An additional problem encountered in the use of high energy product permanent magnets is that of providing a path for magnetic flux to flow through the stator core. Since a laminated stator core has a maximum flux density which may be effectively circulated therethrough, with the use of high energy product permanent magnets the size of the T-shaped radially inwardly extending teeth of the stator core must be increased. This increase in size in the teeth of the stator core results in less slot area for stator windings to occupy. Accordingly, while flux is increasing, slot area in which stator windings may be wound is simultaneously decreasing, thereby resulting in a performance plateau and in the ineffective use of the high energy product permanent magnets.
Two other problems associated with conventional stators are cogging and a relatively high magnetic spring rate. Cogging is a phenomenon whereby the preferred path of magnetic flux is the path of least reluctance. A rotor will have preferred positions it will move to at rest, resulting in a high cogging torque, which is the torque needed to overcome the cogging phenomenon. The solution to cogging has been a skewing of the stator teeth, resulting in a helical shape which produces a smooth running machine. It is desireable to eliminate cogging without skewing stator teeth.
Another problem is associated with the magnetic spring rate of a rotor within a stator.

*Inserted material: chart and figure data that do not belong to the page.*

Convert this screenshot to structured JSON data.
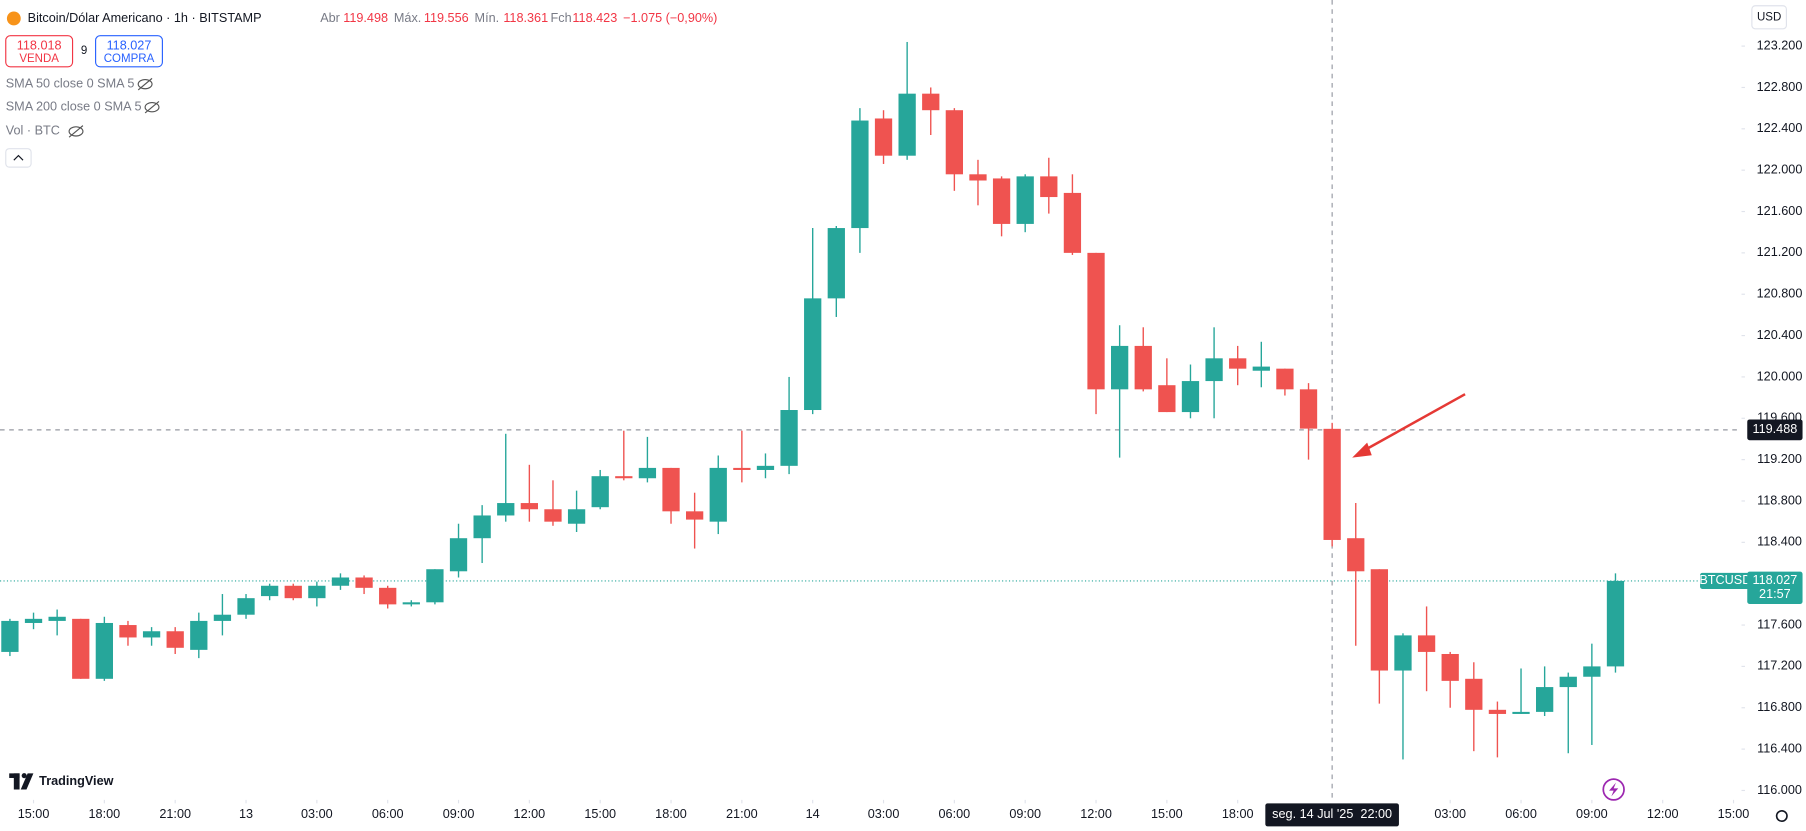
{
  "chart_data": {
    "type": "candlestick",
    "symbol": "Bitcoin/Dólar Americano · 1h · BITSTAMP",
    "ohlc": [
      {
        "label": "Abr",
        "value": 119.498
      },
      {
        "label": "Máx.",
        "value": 119.556
      },
      {
        "label": "Mín.",
        "value": 118.361
      },
      {
        "label": "Fch",
        "value": 118.423
      }
    ],
    "change": "−1.075 (−0,90%)",
    "sell": {
      "price": 118.018,
      "label": "VENDA"
    },
    "spread": 9,
    "buy": {
      "price": 118.027,
      "label": "COMPRA"
    },
    "indicators": [
      "SMA 50 close 0 SMA 5",
      "SMA 200 close 0 SMA 5",
      "Vol · BTC"
    ],
    "currency": "USD",
    "brand": "TradingView",
    "up_color": "#26a69a",
    "down_color": "#ef5350",
    "series": {
      "open": [
        117.34,
        117.62,
        117.64,
        117.66,
        117.08,
        117.6,
        117.48,
        117.54,
        117.36,
        117.64,
        117.7,
        117.88,
        117.98,
        117.86,
        117.98,
        118.06,
        117.96,
        117.8,
        117.82,
        118.12,
        118.44,
        118.66,
        118.78,
        118.72,
        118.58,
        118.74,
        119.04,
        119.02,
        119.12,
        118.7,
        118.6,
        119.12,
        119.1,
        119.14,
        119.68,
        120.76,
        121.44,
        122.5,
        122.14,
        122.74,
        122.58,
        121.96,
        121.92,
        121.48,
        121.94,
        121.78,
        121.2,
        119.88,
        120.3,
        119.92,
        119.66,
        119.96,
        120.18,
        120.06,
        120.08,
        119.88,
        119.498,
        118.44,
        118.14,
        117.16,
        117.5,
        117.32,
        117.08,
        116.78,
        116.74,
        116.76,
        117.0,
        117.1,
        117.2
      ],
      "high": [
        117.66,
        117.72,
        117.75,
        117.66,
        117.68,
        117.64,
        117.58,
        117.58,
        117.72,
        117.9,
        117.9,
        118.0,
        118.0,
        118.02,
        118.1,
        118.08,
        117.98,
        117.84,
        118.14,
        118.58,
        118.76,
        119.45,
        119.15,
        119.0,
        118.9,
        119.1,
        119.48,
        119.42,
        119.12,
        118.88,
        119.24,
        119.48,
        119.26,
        120.0,
        121.44,
        121.46,
        122.6,
        122.58,
        123.24,
        122.8,
        122.6,
        122.1,
        121.94,
        121.96,
        122.12,
        121.96,
        121.2,
        120.5,
        120.48,
        120.18,
        120.12,
        120.48,
        120.3,
        120.34,
        120.08,
        119.94,
        119.556,
        118.78,
        118.14,
        117.52,
        117.78,
        117.34,
        117.24,
        116.86,
        117.18,
        117.2,
        117.14,
        117.42,
        118.1
      ],
      "low": [
        117.3,
        117.56,
        117.5,
        117.08,
        117.06,
        117.4,
        117.4,
        117.32,
        117.28,
        117.5,
        117.66,
        117.84,
        117.84,
        117.78,
        117.94,
        117.9,
        117.76,
        117.78,
        117.8,
        118.06,
        118.2,
        118.6,
        118.6,
        118.56,
        118.5,
        118.72,
        119.0,
        118.98,
        118.58,
        118.34,
        118.48,
        118.98,
        119.02,
        119.06,
        119.64,
        120.58,
        121.2,
        122.06,
        122.1,
        122.34,
        121.8,
        121.66,
        121.36,
        121.4,
        121.58,
        121.18,
        119.64,
        119.22,
        119.86,
        119.66,
        119.6,
        119.6,
        119.92,
        119.9,
        119.82,
        119.2,
        118.361,
        117.4,
        116.84,
        116.3,
        116.96,
        116.8,
        116.38,
        116.32,
        116.74,
        116.72,
        116.36,
        116.44,
        117.14
      ],
      "close": [
        117.64,
        117.66,
        117.68,
        117.08,
        117.62,
        117.48,
        117.54,
        117.38,
        117.64,
        117.7,
        117.86,
        117.98,
        117.86,
        117.98,
        118.06,
        117.96,
        117.8,
        117.82,
        118.14,
        118.44,
        118.66,
        118.78,
        118.72,
        118.6,
        118.72,
        119.04,
        119.02,
        119.12,
        118.7,
        118.62,
        119.12,
        119.1,
        119.14,
        119.68,
        120.76,
        121.44,
        122.48,
        122.14,
        122.74,
        122.58,
        121.96,
        121.9,
        121.48,
        121.94,
        121.74,
        121.2,
        119.88,
        120.3,
        119.88,
        119.66,
        119.96,
        120.18,
        120.08,
        120.1,
        119.88,
        119.5,
        118.423,
        118.12,
        117.16,
        117.5,
        117.34,
        117.06,
        116.78,
        116.74,
        116.76,
        117.0,
        117.1,
        117.2,
        118.027
      ]
    },
    "xlim": [
      -0.42,
      73.24
    ],
    "xticks": [
      {
        "value": 1,
        "label": "15:00"
      },
      {
        "value": 4,
        "label": "18:00"
      },
      {
        "value": 7,
        "label": "21:00"
      },
      {
        "value": 10,
        "label": "13"
      },
      {
        "value": 13,
        "label": "03:00"
      },
      {
        "value": 16,
        "label": "06:00"
      },
      {
        "value": 19,
        "label": "09:00"
      },
      {
        "value": 22,
        "label": "12:00"
      },
      {
        "value": 25,
        "label": "15:00"
      },
      {
        "value": 28,
        "label": "18:00"
      },
      {
        "value": 31,
        "label": "21:00"
      },
      {
        "value": 34,
        "label": "14"
      },
      {
        "value": 37,
        "label": "03:00"
      },
      {
        "value": 40,
        "label": "06:00"
      },
      {
        "value": 43,
        "label": "09:00"
      },
      {
        "value": 46,
        "label": "12:00"
      },
      {
        "value": 49,
        "label": "15:00"
      },
      {
        "value": 52,
        "label": "18:00"
      },
      {
        "value": 61,
        "label": "03:00"
      },
      {
        "value": 64,
        "label": "06:00"
      },
      {
        "value": 67,
        "label": "09:00"
      },
      {
        "value": 70,
        "label": "12:00"
      },
      {
        "value": 73,
        "label": "15:00"
      }
    ],
    "ylim": [
      115.92,
      123.646
    ],
    "yticks": [
      {
        "value": 116.0,
        "label": "116.000"
      },
      {
        "value": 116.4,
        "label": "116.400"
      },
      {
        "value": 116.8,
        "label": "116.800"
      },
      {
        "value": 117.2,
        "label": "117.200"
      },
      {
        "value": 117.6,
        "label": "117.600"
      },
      {
        "value": 118.0,
        "label": "118.000"
      },
      {
        "value": 118.4,
        "label": "118.400"
      },
      {
        "value": 118.8,
        "label": "118.800"
      },
      {
        "value": 119.2,
        "label": "119.200"
      },
      {
        "value": 119.6,
        "label": "119.600"
      },
      {
        "value": 120.0,
        "label": "120.000"
      },
      {
        "value": 120.4,
        "label": "120.400"
      },
      {
        "value": 120.8,
        "label": "120.800"
      },
      {
        "value": 121.2,
        "label": "121.200"
      },
      {
        "value": 121.6,
        "label": "121.600"
      },
      {
        "value": 122.0,
        "label": "122.000"
      },
      {
        "value": 122.4,
        "label": "122.400"
      },
      {
        "value": 122.8,
        "label": "122.800"
      },
      {
        "value": 123.2,
        "label": "123.200"
      }
    ],
    "grid": false,
    "crosshair": {
      "price": 119.488,
      "index": 56,
      "time_label": "seg. 14 Jul '25  22:00"
    },
    "last_price": {
      "name": "BTCUSD",
      "price": 118.027,
      "countdown": "21:57",
      "color": "#26a69a"
    }
  }
}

The magnetic spring rate is the force urging the rotor in a radial direction. It may be appreciated that such a force is applied to the bearings of the rotor, and will result in bearing wear. The only way to reduce the magnetic spring rate is to increase the magnetic air gap, and this is also an object of the present invention.
It is therefore necessary for an improved stator for permanent magnet machines to provide the maximum possible slot area for stator windings, and to prevent the slot area for stator windings from being diminished by the use of a higher energy product permanent magnet in the rotor. In fact, it is an object of the present invention to maximize the slot area by redesigning the construction of the stator to allow the maximum possible amount of stator windings to be installed on the stator.